The monsoon season refuses to end in India. Its withdrawal, which usually begins by September 17, is expected to be delayed, according to the India Meteorological Department (IMD). The IMD said rainfall in September is already 27% more than average for this month. The season recovered significantly this month after recording a 9% deficit in August, which has now narrowed down to 3%. While such delays aren’t unusual–it began withdrawing on October 9 last year–the erratic nature of the season in the past few years has been linked to climate change.
The IMD predicted heavy rainfall in the state of Odisha from September 26 onwards, and has issued a yellow alert for 12 of its districts. This year’s monsoon season is set to become the second-wettest ever in Delhi. The region recorded its highest rainfall for September in 77 years. Kolkata, meanwhile, recorded the highest September rainfall in the past 13 years.
Climate crisis likely to displace 216 million people by 2050: World Bank
A new World Bank report estimated the climate crisis is likely to force 216 million people to migrate within their countries in six major regions of the world by 2050. The study predicted these hotspots are likely to emerge by 2030 and intensify in the two decades thereafter. Immediate action to cut down on emissions and conquer the challenge of green development, however, could reduce the scale of climate migration by as much as 80%, the Groundswell report stated.
This is the second Groundswell report released by the World Bank on the climate migration crisis. The previous one, released in 2018, included projections and analysis for Sub-Saharan Africa, South Asia, and Latin America. The updated report includes three more regions–East Asia and the Pacific, North Africa, and Eastern Europe and Central Asia–and provides a global perspective on the potential scale of internal climate migration.
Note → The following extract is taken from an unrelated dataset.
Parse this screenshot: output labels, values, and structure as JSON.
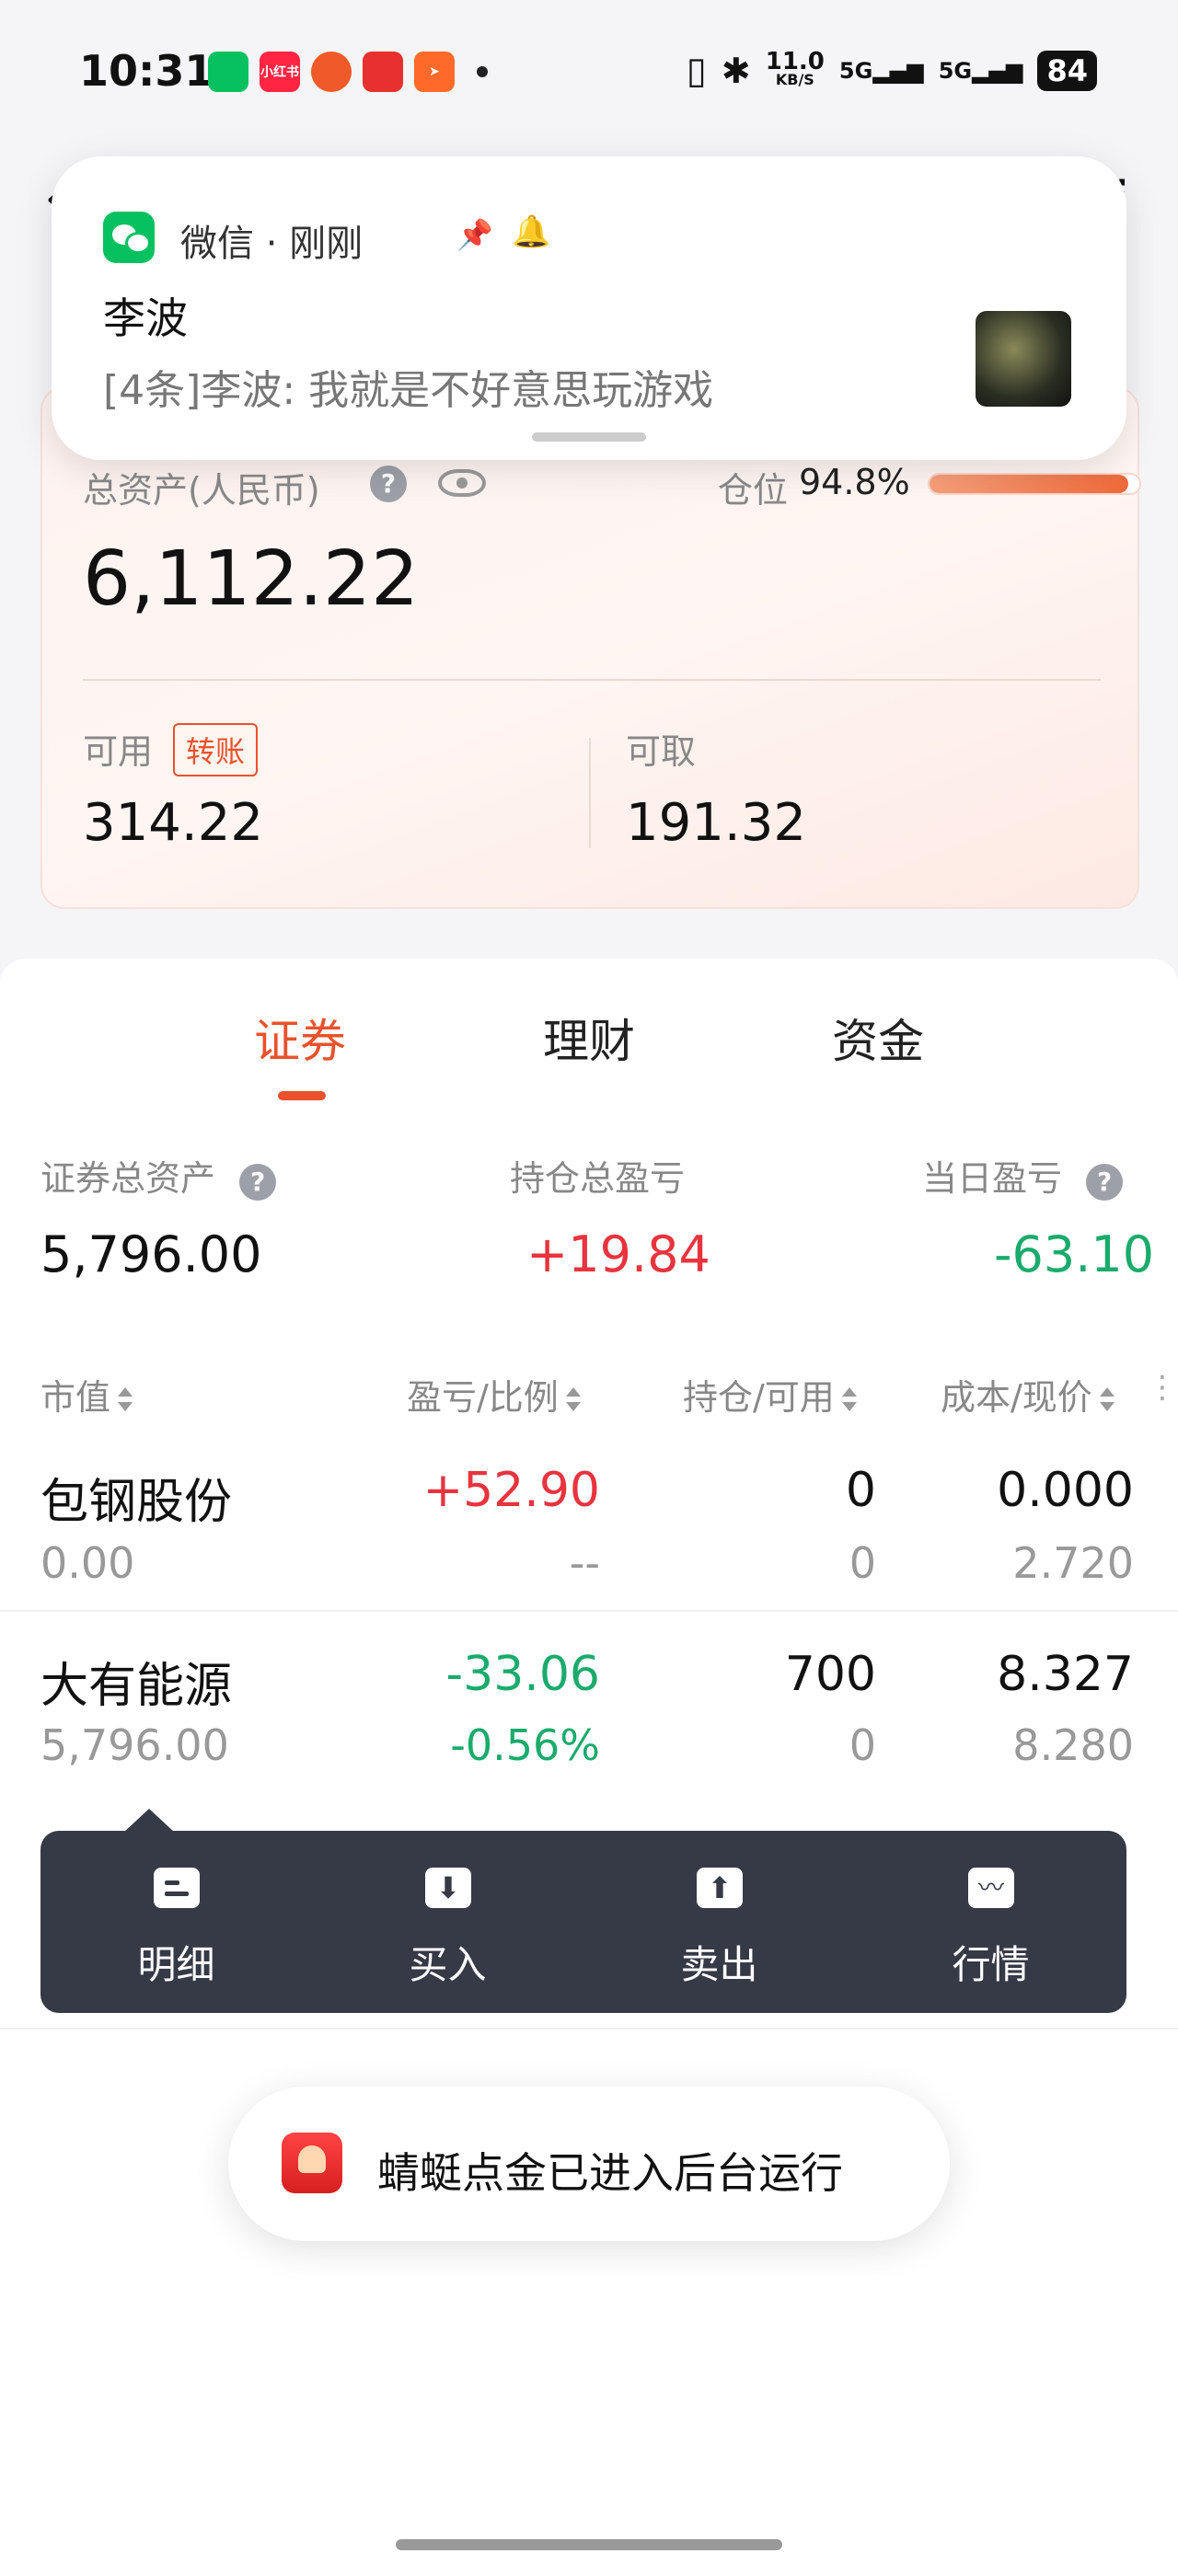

The report does not include high-income regions such as Europe and North America.
Global warming likely to force North Atlantic jet streams northwards, triggering extreme weather by 2060s
The North Atlantic jet streams are likely to change course northwards if global warming is left unabated, according to scientists. The study, published in the journal PNAS, stated this could drastically impact weather on both sides of the Atlantic, lead to droughts and floods, and push the weather to extremes by the 2060s.
The researchers dug boreholes to collect ice samples from 50 sites across the Greenland ice sheet. These samples helped them reconstruct and retrace the windiness of the North Atlantic as far back as the eighth century. They found that during the 1374 famine in the Liberian peninsula, the jet streams were far north. They also linked changes in the jet stream with the British Isles and Ireland famines in 1728 and 1740. According to the scientists, continued warming is likely to once again change the course of the jet streams.
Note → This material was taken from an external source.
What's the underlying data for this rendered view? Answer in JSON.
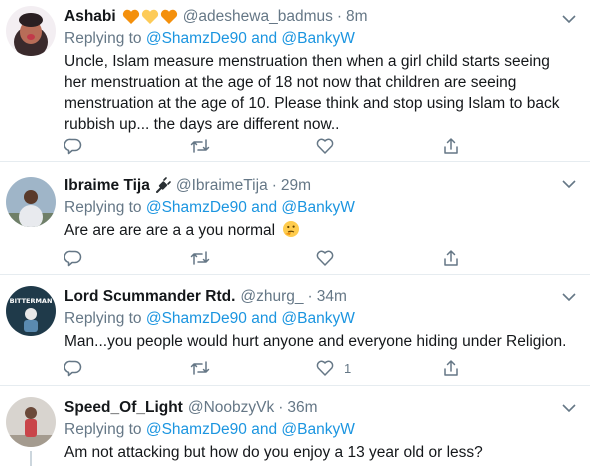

Planting trees unlikely to improve forest cover, benefit locals financially: Study
A new study added to the growing criticism of the practice of afforestation as a method to increase forest cover. The study concluded that planting of trees on a large scale does not increase forest cover or benefit the livelihoods of locals. The study by researchers from Florida State University, University of Chicago, and the Centre for Ecology Development and Research, Dehradun focused on large-scale plantations in the Kangra area of Himachal Pradesh that began in 1965.
It used satellite imagery to observe forest canopy cover and forest composition. In plantation areas classified as having more than 40% tree canopy density, the study found no increase after establishment of new plantations. In fact, the study found, this density did not improve even after the new plantations matured, say 20 years later. After conducting household surveys in the area, the study found the tree planting provided no financial benefits to locals largely because of the nature of species that were planted.
Scientists report “larger than usual” ozone layer
The hole in the ozone layer this year is larger than Antarctica, according to scientists working with Copernicus Atmosphere Monitoring Service, which is in-charge of monitoring the hole. They said the 2021 gap is among the 25% largest on record since 1979. Last year’s ozone hole was also similarly large, peaking at a size that was three times the size of the continental US. The hole usually peaks between September and October.